At first, the predictions were right, but also unoriginal – more data, more compute, finer-grained metadata, and so on. We were impressed insofar as the predictions lined up with ‘held out’ R&D plans which we hadn’t fed these machines. 

But after a couple of generations of development, they started to make predictions about engineering tweaks that could be made to improve their performance and these predictions were truly off distribution – they weren’t ideas we had planned on doing, nor were they often ideas we really understood. We were able to track some of the ideas down to obscure papers which some of us had read and ignored. And for some of the other ideas, we didn’t know where they came from at all. 

    But when we implemented them, they worked. 

The problems started soon after that. Word got out, I suppose. People started trying to contract us to ask their own questions about developing their own AI systems:

  • How much data would be needed to achieve a Pareto frontier improvement over [REDACTED]?
  • Given access to the inputs and outputs of a model (output only with no metadata such as logprobs), what kinds of technologies need to advance to make it easy to clone the model’s behavior for a given usecase?
  • Given an architecture of [REDACTED], about [REDACTED] tokens of data split across [REDACTED] 40% [REDACTED] 30% [REDACTED] 25% [REDACTED] 5%, and a cluster capable of [REDACTED] per second, how long in wallclock time until it’s possible to achieve a loss of [REDACTED] against the benchmark [REDACTED]?

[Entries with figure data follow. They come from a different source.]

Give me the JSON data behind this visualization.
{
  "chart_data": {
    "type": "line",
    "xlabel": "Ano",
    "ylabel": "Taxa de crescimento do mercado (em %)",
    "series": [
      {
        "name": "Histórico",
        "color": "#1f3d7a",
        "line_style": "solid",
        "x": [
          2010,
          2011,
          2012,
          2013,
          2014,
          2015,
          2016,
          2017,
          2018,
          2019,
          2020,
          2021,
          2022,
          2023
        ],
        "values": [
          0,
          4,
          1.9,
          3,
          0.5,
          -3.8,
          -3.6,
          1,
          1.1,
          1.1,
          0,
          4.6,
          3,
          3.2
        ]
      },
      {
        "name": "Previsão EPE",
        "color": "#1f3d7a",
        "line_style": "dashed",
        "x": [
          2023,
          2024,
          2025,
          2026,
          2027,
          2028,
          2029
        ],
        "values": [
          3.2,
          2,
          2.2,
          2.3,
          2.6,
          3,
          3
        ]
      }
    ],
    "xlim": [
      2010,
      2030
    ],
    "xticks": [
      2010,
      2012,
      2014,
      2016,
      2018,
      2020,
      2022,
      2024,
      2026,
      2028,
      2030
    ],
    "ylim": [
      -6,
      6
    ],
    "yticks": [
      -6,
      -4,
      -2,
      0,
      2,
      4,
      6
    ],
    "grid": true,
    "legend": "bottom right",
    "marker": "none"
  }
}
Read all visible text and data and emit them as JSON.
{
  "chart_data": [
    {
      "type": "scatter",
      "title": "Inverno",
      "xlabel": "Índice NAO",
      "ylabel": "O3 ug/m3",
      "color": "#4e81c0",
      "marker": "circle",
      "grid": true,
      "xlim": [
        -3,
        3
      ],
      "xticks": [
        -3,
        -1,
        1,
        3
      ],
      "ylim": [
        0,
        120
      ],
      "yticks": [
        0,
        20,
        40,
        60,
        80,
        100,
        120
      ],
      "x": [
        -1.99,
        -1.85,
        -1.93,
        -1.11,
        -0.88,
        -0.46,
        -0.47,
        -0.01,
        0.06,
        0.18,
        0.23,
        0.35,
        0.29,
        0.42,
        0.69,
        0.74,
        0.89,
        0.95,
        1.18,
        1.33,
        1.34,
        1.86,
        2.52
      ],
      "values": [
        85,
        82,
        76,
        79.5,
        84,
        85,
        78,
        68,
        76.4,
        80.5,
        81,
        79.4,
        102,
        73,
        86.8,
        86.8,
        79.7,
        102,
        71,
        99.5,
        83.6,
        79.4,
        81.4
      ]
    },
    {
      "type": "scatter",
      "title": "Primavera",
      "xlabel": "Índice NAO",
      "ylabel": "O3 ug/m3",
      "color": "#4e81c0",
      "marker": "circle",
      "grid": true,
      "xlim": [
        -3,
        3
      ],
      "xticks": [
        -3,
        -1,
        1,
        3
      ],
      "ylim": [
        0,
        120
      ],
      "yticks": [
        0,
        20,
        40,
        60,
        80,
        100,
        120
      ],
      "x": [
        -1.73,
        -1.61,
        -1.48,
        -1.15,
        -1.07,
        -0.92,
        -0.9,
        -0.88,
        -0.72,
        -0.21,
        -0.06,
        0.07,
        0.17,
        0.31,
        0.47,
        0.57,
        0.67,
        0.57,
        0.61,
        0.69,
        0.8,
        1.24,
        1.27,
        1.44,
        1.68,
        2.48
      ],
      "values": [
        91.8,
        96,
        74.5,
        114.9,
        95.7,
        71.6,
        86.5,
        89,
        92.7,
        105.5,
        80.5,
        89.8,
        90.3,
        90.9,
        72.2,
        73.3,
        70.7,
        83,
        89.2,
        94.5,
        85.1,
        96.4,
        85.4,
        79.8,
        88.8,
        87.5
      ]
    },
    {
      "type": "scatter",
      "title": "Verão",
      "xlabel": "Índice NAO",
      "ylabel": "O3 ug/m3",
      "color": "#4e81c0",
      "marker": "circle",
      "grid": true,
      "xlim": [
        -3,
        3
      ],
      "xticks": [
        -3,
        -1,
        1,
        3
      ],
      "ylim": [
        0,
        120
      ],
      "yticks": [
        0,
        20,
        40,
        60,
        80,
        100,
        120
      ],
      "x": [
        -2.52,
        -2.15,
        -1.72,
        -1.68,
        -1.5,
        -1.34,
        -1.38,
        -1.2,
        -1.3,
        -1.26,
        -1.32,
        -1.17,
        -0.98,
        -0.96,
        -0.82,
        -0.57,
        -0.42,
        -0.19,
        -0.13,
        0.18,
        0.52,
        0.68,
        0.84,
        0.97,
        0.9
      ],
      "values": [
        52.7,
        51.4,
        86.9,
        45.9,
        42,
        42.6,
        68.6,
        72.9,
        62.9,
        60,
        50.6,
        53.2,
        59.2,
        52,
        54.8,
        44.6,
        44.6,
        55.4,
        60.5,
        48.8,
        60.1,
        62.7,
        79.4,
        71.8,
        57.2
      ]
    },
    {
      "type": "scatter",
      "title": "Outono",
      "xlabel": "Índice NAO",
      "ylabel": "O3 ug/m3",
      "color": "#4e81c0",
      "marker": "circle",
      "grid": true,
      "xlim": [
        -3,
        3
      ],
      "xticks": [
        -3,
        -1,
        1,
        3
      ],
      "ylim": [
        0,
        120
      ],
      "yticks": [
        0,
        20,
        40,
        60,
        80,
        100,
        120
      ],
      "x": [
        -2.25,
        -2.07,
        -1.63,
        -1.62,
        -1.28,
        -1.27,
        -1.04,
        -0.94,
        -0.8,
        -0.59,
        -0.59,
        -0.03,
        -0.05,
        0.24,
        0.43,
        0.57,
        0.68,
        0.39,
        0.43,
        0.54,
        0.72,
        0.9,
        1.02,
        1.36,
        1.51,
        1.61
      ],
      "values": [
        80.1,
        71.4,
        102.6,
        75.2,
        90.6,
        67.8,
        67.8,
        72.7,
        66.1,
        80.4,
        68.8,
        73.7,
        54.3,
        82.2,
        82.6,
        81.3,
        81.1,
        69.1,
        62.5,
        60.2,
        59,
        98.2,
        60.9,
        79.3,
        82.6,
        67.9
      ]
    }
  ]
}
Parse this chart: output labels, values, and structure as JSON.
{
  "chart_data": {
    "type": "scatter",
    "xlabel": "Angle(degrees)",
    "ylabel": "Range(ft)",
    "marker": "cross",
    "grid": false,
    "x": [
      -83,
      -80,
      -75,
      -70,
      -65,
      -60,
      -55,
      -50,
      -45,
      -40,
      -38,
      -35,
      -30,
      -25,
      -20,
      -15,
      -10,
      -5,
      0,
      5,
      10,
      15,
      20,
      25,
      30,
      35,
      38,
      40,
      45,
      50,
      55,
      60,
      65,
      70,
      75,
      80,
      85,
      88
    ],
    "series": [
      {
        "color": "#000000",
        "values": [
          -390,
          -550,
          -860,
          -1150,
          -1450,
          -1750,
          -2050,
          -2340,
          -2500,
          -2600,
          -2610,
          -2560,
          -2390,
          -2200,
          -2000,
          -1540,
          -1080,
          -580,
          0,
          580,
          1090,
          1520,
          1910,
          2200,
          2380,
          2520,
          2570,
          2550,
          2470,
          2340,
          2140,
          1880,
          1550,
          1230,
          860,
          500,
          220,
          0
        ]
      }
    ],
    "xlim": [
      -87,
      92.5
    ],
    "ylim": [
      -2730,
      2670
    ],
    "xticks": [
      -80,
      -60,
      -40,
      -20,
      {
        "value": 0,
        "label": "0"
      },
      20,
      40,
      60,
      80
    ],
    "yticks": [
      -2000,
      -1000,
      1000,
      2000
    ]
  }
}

Once we realized how many of these queries we were getting we started building classifiers to ensure we didn’t respond to them. But by then it was too late – someone had used some of the other prediction engines to figure out how to build queries that could evade our classifiers, so information about the future leaked out into the present, and all around the world, new and improved engines began to be built. 

Soon after was the period of strife, when a thousand minds lit up around the world and fought and talked and, like overgrown babies, moved their digital appendages around thoughtlessly, causing great havoc and so on. 

Things that inspired this story: markets and AI development; when AI systems get used to improve other AI systems; trust and safety classification; jailbreaking AI systems; steganography; biblical fictions.